The Birmingham Royal Ballet once again demonstrate their standing as one of the world’s greatest ballet companies with this refreshed adaptation of Adolphe Adam’s classic, “Giselle.”
We open on Hayden Griffin’s sumptuous design of a Rhineland Village with its delicate pastoral pallet which is soon populated with a wonderful array of equally beautiful costumes. The dancing is, of course, second to none and each moment is a display of technical virtuosity we have come to expect.
Momoko Hirata inhabits the role of the tragic Giselle with aplomb matched only by Cesar Morales’ handsome Count Albrecht both of who deploy each of their demanding and challenging solos with absolute perfection.

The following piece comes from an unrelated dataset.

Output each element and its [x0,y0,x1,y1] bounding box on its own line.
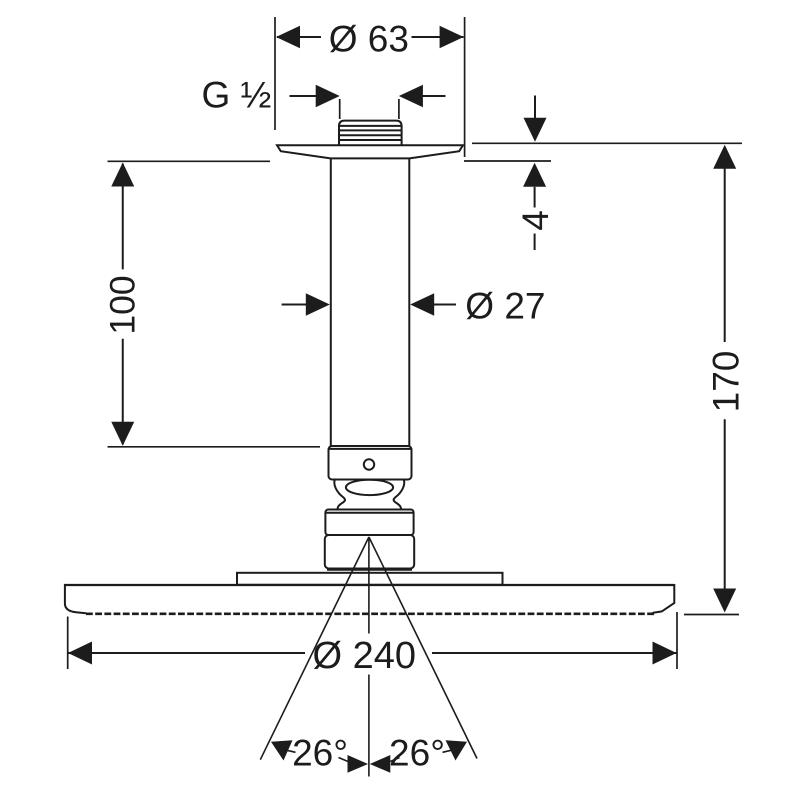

Though the story may be slight, its presentation is a flawless and text book display of this dance form. The lightness and gaiety of the first act is swiftly contrasted by the dark, yet entrancing, second act which gives more dramatic weight to the piece. The imposing graveyard set provides the perfect ambiance for some beautiful and emotionally enchanting dance coupled with some spritely special effects.
The music throughout is perfectly delivered under the experienced baton of Philip Ellis. The breadth and size of the production, the surprisingly large cast, plus full orchestra (and let’s not forget the horse) make this an ideal ballet experience for all ages.